1
votes

I am running a Python script with Tensorflow in Amazon Sagemaker notebook instance. I have no trouble writing to the storage in the notebook normally, but for some reason I am unsuccessful when trying to save Tensorflow model checkpoints. This code previously worked before it was ported to Sagemaker.

Below is a reduced version of my code:

bucket = 'sagemaker-complaints-data'    
prefix = 'DeepTestV2' # place to upload training files within the bucket
timestamp = str(int(time()))
out_dir = os.path.abspath(os.path.join(bucket, prefix, "runs", timestamp))
checkpoint_dir = os.path.abspath(os.path.join(out_dir, "checkpoints"))
checkpoint_prefix = os.path.join(checkpoint_dir, "model")
path = saver.save(sess, checkpoint_prefix, global_step=current_step)
print("Saved model checkpoint to {}\n".format(path))

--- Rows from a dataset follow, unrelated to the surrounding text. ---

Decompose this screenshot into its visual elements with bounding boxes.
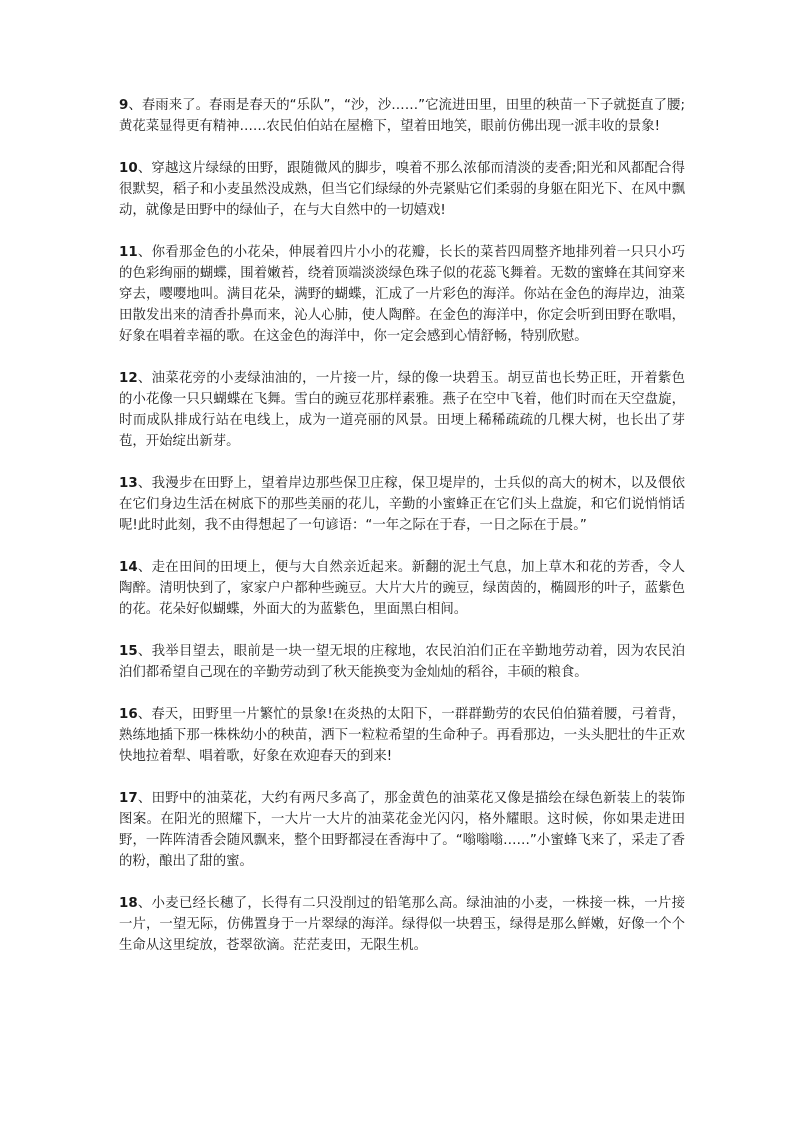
paragraph-text: 、油菜花旁的小麦绿油油的，一片接一片，绿的像一块碧玉。胡豆苗也长势正旺，开着紫色的小花像一只只蝴蝶在飞舞。雪白的豌豆花那样素雅。燕子在空中飞着，他们时而在天空盘旋，时而成队排成行站在电线上，成为一道亮丽的风景。田埂上稀稀疏疏的几棵大树，也长出了芽苞，开始绽出新芽。: [119, 371, 685, 449]
paragraph-number: 10: [119, 161, 138, 176]
paragraph-number: 14: [119, 560, 138, 575]
paragraph-text: 、田野中的油菜花，大约有两尺多高了，那金黄色的油菜花又像是描绘在绿色新装上的装饰图案。在阳光的照耀下，一大片一大片的油菜花金光闪闪，格外耀眼。这时候，你如果走进田野，一阵阵清香会随风飘来，整个田野都浸在香海中了。“嗡嗡嗡……”小蜜蜂飞来了，采走了香的粉，酿出了甜的蜜。: [119, 791, 685, 869]
paragraph-text: 、春雨来了。春雨是春天的“乐队”，“沙，沙……”它流进田里，田里的秧苗一下子就挺直了腰;黄花菜显得更有精神……农民伯伯站在屋檐下，望着田地笑，眼前仿佛出现一派丰收的景象!: [119, 98, 685, 134]
paragraph-text: 、你看那金色的小花朵，伸展着四片小小的花瓣，长长的菜苔四周整齐地排列着一只只小巧的色彩绚丽的蝴蝶，围着嫩苔，绕着顶端淡淡绿色珠子似的花蕊飞舞着。无数的蜜蜂在其间穿来穿去，嘤嘤地叫。满目花朵，满野的蝴蝶，汇成了一片彩色的海洋。你站在金色的海岸边，油菜田散发出来的清香扑鼻而来，沁人心肺，使人陶醉。在金色的海洋中，你定会听到田野在歌唱，好象在唱着幸福的歌。在这金色的海洋中，你一定会感到心情舒畅，特别欣慰。: [119, 245, 685, 344]
paragraph-9: [119, 95, 685, 137]
paragraph-number: 16: [119, 707, 138, 722]
paragraph-text: 、我举目望去，眼前是一块一望无垠的庄稼地，农民泊泊们正在辛勤地劳动着，因为农民泊泊们都希望自己现在的辛勤劳动到了秋天能换变为金灿灿的稻谷，丰硕的粮食。: [119, 644, 685, 680]
paragraph-text: 、我漫步在田野上，望着岸边那些保卫庄稼，保卫堤岸的，士兵似的高大的树木，以及偎依在它们身边生活在树底下的那些美丽的花儿，辛勤的小蜜蜂正在它们头上盘旋，和它们说悄悄话呢!此时此刻，我不由得想起了一句谚语：“一年之际在于春，一日之际在于晨。”: [119, 476, 685, 533]
paragraph-13: [119, 473, 685, 536]
paragraph-text: 、小麦已经长穗了，长得有二只没削过的铅笔那么高。绿油油的小麦，一株接一株，一片接一片，一望无际，仿佛置身于一片翠绿的海洋。绿得似一块碧玉，绿得是那么鲜嫩，好像一个个生命从这里绽放，苍翠欲滴。茫茫麦田，无限生机。: [119, 896, 685, 953]
paragraph-text: 、春天，田野里一片繁忙的景象!在炎热的太阳下，一群群勤劳的农民伯伯猫着腰，弓着背，熟练地插下那一株株幼小的秧苗，洒下一粒粒希望的生命种子。再看那边，一头头肥壮的牛正欢快地拉着犁、唱着歌，好象在欢迎春天的到来!: [119, 707, 685, 764]
paragraph-12: [119, 368, 685, 452]
paragraph-10: [119, 158, 685, 221]
document-page: [119, 95, 685, 977]
paragraph-number: 17: [119, 791, 138, 806]
paragraph-16: [119, 704, 685, 767]
paragraph-number: 11: [119, 245, 138, 260]
paragraph-text: 、走在田间的田埂上，便与大自然亲近起来。新翻的泥土气息，加上草木和花的芳香，令人陶醉。清明快到了，家家户户都种些豌豆。大片大片的豌豆，绿茵茵的，椭圆形的叶子，蓝紫色的花。花朵好似蝴蝶，外面大的为蓝紫色，里面黑白相间。: [119, 560, 685, 617]
paragraph-number: 18: [119, 896, 138, 911]
paragraph-number: 9: [119, 98, 129, 113]
paragraph-17: [119, 788, 685, 872]
paragraph-number: 13: [119, 476, 138, 491]
paragraph-number: 12: [119, 371, 138, 386]
paragraph-number: 15: [119, 644, 138, 659]
paragraph-text: 、穿越这片绿绿的田野，跟随微风的脚步，嗅着不那么浓郁而清淡的麦香;阳光和风都配合得很默契，稻子和小麦虽然没成熟，但当它们绿绿的外壳紧贴它们柔弱的身躯在阳光下、在风中飘动，就像是田野中的绿仙子，在与大自然中的一切嬉戏!: [119, 161, 685, 218]
paragraph-11: [119, 242, 685, 347]
paragraph-15: [119, 641, 685, 683]
paragraph-14: [119, 557, 685, 620]
paragraph-18: [119, 893, 685, 956]
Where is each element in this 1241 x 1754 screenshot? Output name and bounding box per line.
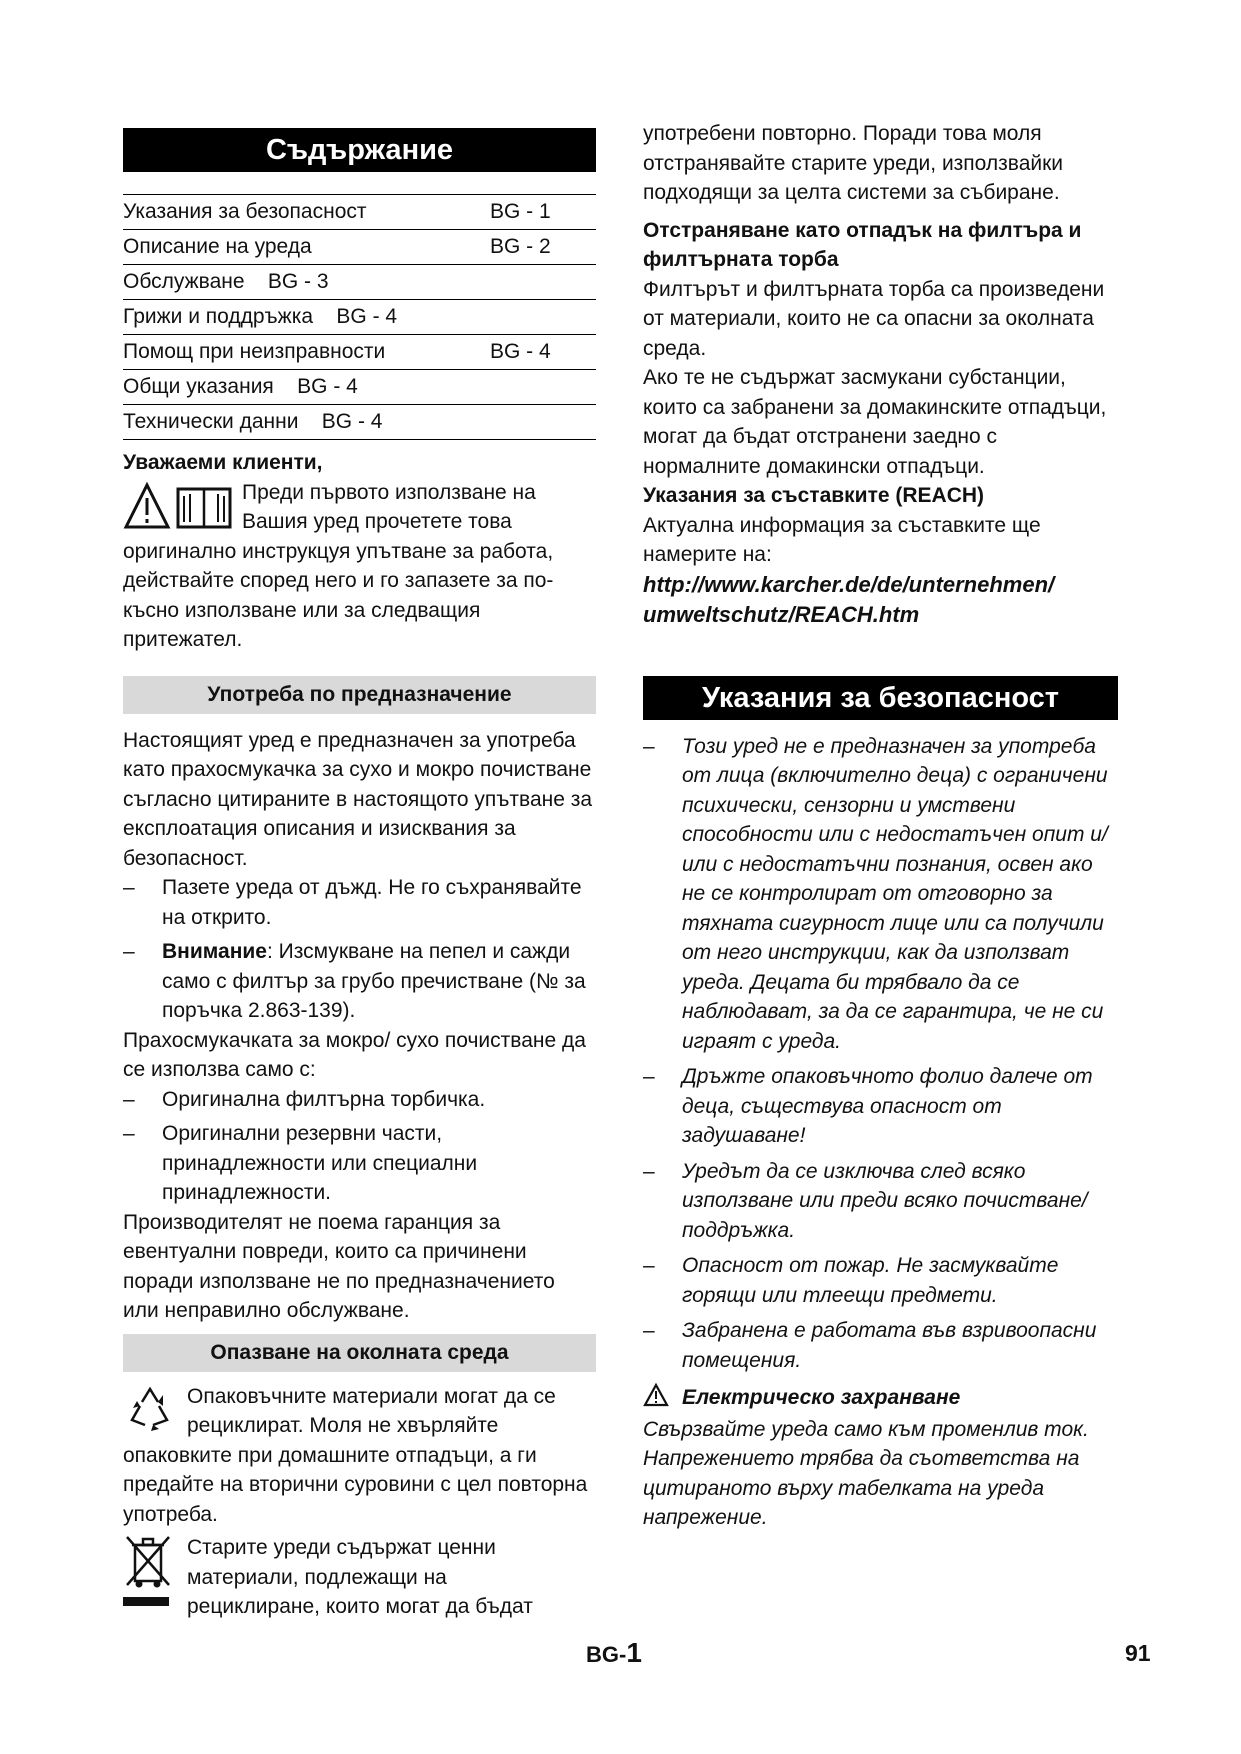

No errors are being thrown and the print statement is outputting the correct path. I have researched whether there are any known issues with using checkpoints in Sagemaker but have come across literally no posts describing this.

1
It might be an issue with the IAM role permission that you gave the instance or the training job. Does the role have the permission to write to that S3 bucket? You can also check the CloudWatch Logs for hints on possible errors. - Guy

1 Answers

1
votes

I have found out where this is - for some reason "checkpoints" seems to be a reserved word - changing the word to "checks" allowed me to write the folder. Hope this helps someone!